The religious headscarves controversy that has dominated Turkish universities for months has spread to the formation of the new government.

Former prime minister and centre-right leader Tansu Ciller has called for a moderating of the year-long campaign against the wearing of religious dress in universities.

Ms Ciller's True Path Party's support is crucial for the survival of the new government. She demanded an end to the dismissal of academics and civil servants seen to be supportive of the wearing of religious headscarves. It has also been rumoured that she wanted the removal of the education minister, Hikmet Ulugbay.

Mr Ulugbay has been in the forefront of the crackdown on the ban on religious dress and has drawn the anger of opponents of the ban, in particular the powerful Islamic movement. Ms Ciller's demands have been widely seen as an attempt to secure the support of Islamic voters in the April general election. Prime minister Bulent Ecevit denied that such a demand had been made although Mr Ulugbay was moved to the ministry of finance.
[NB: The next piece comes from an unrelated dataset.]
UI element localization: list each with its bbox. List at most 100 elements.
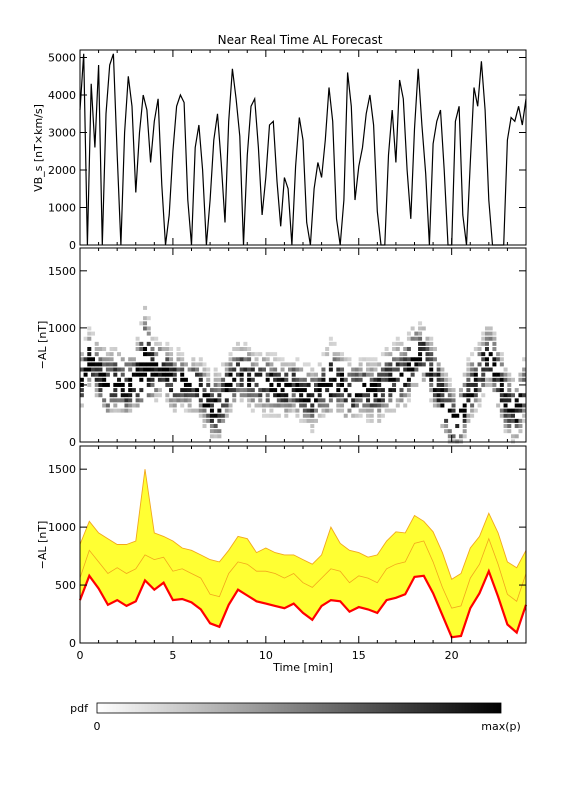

Mr Ecevit warned against the ban on religious dress becoming an election issue. "No one should use the headscarf issue in their election material. The election should not be overshadowed by the headscarf or fundamentalism. Otherwise troublesome situations could arise," he said.

Mr Ecevit's comments followed a tough statement from the military, which demanded an intensification of what it called the battle against Islamic fundamentalism.

Turkey is Muslim but also strictly secular. Tough laws on the wearing of religious clothes in public buildings, including universities, date back to the formation of the republic. Concerns over the rise in support of political Islamic groups led to a crackdown on religious activities, in particular in universities.

Kemal Guruz, head of the Turkish universities' ruling authority YOK, said that nothing would be allowed to stop the enforcement of the ban on religious dress. Universities were accountable only to the president.

A YOK report last year claimed that 70 per cent of female students did not wear headscarves to universities, leaving 30 per cent who did. Mr Guruz said that the campaign would continue, including disciplinary action against academics under measures introduced late last year as part of the crackdown on religious dress. Sanctions include a lifetime ban from universities and the stripping of all academic qualifications.